Питер Дрю заметил, что даже ему и то было бы интересно пойти на митинг. Что, если он заедет за Лиззи и детьми, завезет детей к себе, а сам отправится с Лиззи на митинг? Джимми ведь будет в оперном театре с самого утра — он помогает оформлять зал, так что прямо там они и встретятся. А после митинга они все вместе вернутся домой.
— Идет! — Джимми был в восторге: он уже видел в мечтах, как старый ветеран превратился в пламенного революционера.
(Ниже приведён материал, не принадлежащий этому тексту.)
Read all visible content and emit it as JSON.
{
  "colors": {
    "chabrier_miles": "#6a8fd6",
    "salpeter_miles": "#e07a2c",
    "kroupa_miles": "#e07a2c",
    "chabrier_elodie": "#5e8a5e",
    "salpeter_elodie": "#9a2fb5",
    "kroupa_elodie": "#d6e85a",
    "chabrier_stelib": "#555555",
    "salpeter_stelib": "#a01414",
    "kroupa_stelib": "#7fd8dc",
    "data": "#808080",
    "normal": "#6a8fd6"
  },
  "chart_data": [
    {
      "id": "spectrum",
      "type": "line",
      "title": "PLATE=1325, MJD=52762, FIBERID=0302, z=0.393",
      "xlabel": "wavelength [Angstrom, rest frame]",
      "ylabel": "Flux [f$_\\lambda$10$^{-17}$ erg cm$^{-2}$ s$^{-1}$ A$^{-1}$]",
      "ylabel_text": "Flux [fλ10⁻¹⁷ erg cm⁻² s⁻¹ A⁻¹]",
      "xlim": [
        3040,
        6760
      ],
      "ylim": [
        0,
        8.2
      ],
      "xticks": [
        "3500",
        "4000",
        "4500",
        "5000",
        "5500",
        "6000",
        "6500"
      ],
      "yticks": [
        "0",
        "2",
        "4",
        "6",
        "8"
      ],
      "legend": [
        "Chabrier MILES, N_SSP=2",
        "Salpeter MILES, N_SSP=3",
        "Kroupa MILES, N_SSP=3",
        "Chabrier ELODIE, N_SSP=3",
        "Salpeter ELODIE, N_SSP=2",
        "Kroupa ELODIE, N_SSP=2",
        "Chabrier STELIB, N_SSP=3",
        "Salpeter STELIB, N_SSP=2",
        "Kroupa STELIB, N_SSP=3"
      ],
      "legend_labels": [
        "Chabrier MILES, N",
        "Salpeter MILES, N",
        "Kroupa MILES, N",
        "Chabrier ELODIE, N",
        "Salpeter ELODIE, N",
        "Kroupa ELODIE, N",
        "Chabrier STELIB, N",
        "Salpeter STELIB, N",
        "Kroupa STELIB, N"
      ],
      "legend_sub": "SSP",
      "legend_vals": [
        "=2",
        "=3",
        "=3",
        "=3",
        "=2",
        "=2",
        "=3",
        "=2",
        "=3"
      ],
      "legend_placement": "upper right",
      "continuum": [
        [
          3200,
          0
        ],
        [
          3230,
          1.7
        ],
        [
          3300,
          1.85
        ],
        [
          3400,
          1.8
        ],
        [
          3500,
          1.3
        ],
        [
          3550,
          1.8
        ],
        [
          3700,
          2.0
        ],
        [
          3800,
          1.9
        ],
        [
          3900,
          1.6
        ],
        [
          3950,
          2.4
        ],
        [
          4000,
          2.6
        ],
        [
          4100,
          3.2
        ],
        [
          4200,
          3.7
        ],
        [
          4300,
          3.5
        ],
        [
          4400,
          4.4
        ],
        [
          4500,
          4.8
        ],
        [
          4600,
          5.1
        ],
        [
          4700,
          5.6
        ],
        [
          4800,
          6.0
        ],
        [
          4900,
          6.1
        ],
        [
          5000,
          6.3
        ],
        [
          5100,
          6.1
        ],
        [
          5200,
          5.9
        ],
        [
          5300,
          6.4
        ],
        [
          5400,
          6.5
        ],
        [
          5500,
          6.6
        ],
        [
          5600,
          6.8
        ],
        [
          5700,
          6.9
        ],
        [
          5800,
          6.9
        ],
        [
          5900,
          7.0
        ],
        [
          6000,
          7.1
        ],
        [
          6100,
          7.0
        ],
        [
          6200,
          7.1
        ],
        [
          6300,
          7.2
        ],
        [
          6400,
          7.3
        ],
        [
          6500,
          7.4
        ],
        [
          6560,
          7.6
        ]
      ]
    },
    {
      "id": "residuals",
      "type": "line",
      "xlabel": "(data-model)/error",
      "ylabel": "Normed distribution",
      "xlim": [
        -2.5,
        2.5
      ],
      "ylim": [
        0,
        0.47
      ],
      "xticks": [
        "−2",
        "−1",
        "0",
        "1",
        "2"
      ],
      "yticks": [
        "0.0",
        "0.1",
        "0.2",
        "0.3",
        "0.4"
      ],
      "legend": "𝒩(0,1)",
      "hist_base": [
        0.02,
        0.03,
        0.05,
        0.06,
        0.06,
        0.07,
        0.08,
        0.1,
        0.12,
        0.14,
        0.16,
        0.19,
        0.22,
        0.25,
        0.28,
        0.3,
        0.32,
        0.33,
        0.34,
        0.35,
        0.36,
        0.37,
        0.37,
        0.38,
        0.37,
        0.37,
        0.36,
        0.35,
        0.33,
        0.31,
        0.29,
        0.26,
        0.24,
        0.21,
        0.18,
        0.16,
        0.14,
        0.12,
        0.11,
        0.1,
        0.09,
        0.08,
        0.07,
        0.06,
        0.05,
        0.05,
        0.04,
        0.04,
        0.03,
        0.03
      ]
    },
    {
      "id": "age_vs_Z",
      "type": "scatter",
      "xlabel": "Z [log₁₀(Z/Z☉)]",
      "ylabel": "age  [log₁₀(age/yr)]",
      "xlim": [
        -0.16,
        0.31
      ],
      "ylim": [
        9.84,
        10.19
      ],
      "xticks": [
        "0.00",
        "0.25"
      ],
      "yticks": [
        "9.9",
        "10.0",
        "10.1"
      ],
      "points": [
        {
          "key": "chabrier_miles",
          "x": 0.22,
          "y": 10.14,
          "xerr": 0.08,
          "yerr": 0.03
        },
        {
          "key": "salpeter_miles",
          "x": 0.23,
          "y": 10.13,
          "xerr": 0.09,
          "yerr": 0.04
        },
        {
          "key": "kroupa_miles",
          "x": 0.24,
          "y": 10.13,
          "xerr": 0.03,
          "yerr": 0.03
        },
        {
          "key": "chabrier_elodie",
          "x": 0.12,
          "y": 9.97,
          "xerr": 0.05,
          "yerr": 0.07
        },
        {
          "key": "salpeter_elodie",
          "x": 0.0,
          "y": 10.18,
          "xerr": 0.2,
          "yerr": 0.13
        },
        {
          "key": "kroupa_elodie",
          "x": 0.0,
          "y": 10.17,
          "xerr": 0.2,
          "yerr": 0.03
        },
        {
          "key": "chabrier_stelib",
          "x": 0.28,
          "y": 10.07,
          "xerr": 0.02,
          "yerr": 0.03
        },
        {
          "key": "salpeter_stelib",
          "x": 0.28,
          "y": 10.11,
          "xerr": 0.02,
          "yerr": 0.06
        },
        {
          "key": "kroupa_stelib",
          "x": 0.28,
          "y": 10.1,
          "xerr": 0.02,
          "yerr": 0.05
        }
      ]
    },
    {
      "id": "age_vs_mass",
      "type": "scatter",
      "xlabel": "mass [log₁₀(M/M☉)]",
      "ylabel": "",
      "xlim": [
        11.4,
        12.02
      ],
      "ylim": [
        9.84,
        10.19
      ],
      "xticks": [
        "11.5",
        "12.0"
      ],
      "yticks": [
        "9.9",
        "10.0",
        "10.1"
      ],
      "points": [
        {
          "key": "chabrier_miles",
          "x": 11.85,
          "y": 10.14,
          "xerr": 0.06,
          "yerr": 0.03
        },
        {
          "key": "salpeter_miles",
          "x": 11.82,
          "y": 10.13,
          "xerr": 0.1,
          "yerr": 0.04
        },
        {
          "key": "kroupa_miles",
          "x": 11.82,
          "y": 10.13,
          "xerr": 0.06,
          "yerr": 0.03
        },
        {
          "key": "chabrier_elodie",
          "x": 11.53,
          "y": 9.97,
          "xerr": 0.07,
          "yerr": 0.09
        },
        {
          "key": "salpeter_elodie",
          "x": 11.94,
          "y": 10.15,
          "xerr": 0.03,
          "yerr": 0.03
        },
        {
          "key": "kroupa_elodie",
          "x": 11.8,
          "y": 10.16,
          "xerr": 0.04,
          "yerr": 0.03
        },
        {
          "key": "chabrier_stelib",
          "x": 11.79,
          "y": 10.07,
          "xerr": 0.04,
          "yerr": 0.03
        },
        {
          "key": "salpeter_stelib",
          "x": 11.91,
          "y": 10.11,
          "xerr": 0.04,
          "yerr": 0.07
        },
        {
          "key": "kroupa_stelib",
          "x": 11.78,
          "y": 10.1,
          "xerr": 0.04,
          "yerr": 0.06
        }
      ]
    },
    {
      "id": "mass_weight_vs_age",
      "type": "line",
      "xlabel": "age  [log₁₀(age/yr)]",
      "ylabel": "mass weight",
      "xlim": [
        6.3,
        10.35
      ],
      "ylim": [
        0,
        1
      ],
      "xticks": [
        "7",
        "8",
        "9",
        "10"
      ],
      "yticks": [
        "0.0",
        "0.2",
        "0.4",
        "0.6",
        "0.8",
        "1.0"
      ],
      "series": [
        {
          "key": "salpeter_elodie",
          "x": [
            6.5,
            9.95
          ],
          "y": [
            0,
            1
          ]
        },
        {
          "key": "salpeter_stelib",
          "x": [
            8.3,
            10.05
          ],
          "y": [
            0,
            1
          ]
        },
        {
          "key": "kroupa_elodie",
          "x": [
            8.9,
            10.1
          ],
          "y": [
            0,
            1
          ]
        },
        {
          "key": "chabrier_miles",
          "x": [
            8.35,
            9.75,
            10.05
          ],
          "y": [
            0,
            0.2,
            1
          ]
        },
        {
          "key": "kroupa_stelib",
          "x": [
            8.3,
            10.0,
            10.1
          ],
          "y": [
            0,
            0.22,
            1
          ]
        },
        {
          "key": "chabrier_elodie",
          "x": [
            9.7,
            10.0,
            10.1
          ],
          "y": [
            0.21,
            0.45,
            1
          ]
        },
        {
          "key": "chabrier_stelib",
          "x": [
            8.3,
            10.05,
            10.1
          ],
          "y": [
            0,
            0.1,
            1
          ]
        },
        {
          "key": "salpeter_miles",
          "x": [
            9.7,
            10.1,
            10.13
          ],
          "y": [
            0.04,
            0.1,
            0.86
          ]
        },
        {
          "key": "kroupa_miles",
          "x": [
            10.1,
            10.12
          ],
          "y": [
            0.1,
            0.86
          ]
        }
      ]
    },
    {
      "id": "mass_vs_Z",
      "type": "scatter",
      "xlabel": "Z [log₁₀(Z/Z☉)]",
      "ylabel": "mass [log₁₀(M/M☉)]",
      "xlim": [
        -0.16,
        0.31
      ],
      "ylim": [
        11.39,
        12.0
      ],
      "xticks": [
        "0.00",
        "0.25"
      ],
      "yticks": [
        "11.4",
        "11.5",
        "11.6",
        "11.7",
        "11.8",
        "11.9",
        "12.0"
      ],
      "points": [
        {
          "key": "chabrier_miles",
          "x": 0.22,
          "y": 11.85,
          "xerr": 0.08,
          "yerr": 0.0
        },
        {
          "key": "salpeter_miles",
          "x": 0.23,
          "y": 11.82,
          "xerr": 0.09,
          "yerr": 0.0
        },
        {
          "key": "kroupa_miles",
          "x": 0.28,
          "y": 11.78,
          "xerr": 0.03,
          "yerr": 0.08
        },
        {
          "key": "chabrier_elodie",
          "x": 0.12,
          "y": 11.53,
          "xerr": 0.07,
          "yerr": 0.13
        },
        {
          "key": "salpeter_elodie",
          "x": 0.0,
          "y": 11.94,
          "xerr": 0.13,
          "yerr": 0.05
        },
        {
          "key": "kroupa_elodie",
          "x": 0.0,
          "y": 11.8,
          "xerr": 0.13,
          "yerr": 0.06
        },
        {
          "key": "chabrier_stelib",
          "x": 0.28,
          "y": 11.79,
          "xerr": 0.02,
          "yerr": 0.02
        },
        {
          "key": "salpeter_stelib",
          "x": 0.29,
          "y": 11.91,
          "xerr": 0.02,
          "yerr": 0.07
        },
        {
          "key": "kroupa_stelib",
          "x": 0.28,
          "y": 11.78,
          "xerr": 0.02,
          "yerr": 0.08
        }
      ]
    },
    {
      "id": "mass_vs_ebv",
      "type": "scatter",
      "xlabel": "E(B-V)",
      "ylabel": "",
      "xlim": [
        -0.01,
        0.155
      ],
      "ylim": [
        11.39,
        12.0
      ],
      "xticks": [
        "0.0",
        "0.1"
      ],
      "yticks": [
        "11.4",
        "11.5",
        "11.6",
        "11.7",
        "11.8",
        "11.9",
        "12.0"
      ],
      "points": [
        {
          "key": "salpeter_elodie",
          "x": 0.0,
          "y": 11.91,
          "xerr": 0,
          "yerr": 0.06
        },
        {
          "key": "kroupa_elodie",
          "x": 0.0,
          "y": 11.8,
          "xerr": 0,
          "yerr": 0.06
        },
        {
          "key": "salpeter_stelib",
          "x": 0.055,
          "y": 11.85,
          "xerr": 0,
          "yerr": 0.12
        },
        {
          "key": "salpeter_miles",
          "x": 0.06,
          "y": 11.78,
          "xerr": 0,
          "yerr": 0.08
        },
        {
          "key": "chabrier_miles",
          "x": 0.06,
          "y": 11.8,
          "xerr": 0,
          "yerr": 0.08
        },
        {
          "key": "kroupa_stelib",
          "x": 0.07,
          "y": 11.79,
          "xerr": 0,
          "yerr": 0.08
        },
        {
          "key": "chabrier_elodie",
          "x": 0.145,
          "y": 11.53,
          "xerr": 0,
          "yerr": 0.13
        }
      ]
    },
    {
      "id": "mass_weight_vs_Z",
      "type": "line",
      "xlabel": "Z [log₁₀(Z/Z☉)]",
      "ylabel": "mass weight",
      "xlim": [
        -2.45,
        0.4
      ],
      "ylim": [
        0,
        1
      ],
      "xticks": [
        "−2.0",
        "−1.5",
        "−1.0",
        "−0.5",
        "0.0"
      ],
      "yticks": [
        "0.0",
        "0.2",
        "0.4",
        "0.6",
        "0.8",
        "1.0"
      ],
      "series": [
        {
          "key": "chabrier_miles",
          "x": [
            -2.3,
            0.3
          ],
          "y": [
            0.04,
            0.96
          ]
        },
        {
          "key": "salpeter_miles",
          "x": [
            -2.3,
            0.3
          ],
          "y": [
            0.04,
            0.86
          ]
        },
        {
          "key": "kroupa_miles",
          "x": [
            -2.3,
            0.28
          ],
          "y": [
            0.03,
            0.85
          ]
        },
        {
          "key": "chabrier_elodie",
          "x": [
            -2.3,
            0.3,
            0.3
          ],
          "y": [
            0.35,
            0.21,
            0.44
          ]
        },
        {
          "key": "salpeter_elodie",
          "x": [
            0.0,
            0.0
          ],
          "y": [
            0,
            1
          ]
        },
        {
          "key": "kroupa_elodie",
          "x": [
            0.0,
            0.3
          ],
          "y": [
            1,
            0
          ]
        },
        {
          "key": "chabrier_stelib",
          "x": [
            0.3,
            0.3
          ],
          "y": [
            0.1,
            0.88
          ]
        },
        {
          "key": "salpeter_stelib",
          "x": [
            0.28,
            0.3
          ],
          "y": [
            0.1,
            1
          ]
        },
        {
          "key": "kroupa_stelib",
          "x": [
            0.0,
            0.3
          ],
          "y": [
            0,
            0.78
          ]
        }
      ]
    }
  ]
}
Но, увы, все вышло совсем иначе. К ужасу Джимми, старик явился на митинг в выцветшем мундире с множеством медных пуговиц. Все, конечно, в изумлении уставились на него, тем более что старый ветеран пришел вместе с товарищем Хиггинсом. А старик невозмутимо разглядывал толпу мужчин с красными значками и женщин с красными шарфами или бантами; на стенах — огромный флаг, кумачовые полотнища, знамена Союза имени Карла Маркса, Союза социалистической молодежи, местного отделения № 4717 союза механиков, районного отделения № 529 союза плотников и рабочего кооперативного общества. Потом он повернулся к Джимми и спросил:
— А где же американский флаг?
Хоровой кружок пропел «Марсельезу»; все махали красными носовыми платками и до хрипоты кричали «ура». Председатель, товарищ Геррити, выступил с небольшой речью. В течение многих лет социалисты всего мира, желая ярче обрисовать плохие условия жизни у себя на родине, прибегали к сравнению с Россией, но теперь сравнение устарело — Россия свободна, а скоро и Америка образумится и последует ее примеру. Геррити представил собранию товарища Павла Михайловича, специально приехавшего из Нью-Йорка, чтобы сделать доклад о значении этого величайшего исторического события. Товарищ Павел, худощавый, ученого вида человек, с черной бородой и в очках с черной оправой, сказал несколько слов по-русски, а затем около часу говорил на ломаном английском языке о том, каким образом русские добились свободы и как они постараются теперь освободить пролетариат всего мира. После него выступил товарищ Шульце из союза ковровщиков. Он заявил, что теперь нет никакой надобности воевать с Германией: немецким рабочим указан путь к свободе, и скоро они последуют примеру своих русских - товарищей. Шульце уверен в этом — его брат, редактор социалистической
газеты в Лейпциге, сообщает ему все, что творится на родине.
Затем взял слово товарищ Смит, редактор «Уоркера», и вот тут-то все и произошло. Молодой редактор не стал терять времени на вступления. Он заявил, что он революционер-интернационалист и никакое капиталистическое правительство не втянет его в свои кровавые махинации. Его не заставят убивать собратьев-рабочих, будь то в Германии, в Австрии, в Болгарии или Турции. Господа с Уолл-стрита убедятся, что, погнав свободных американцев на бойню, они совершили в своей стяжательской жизни величайшую ошибку.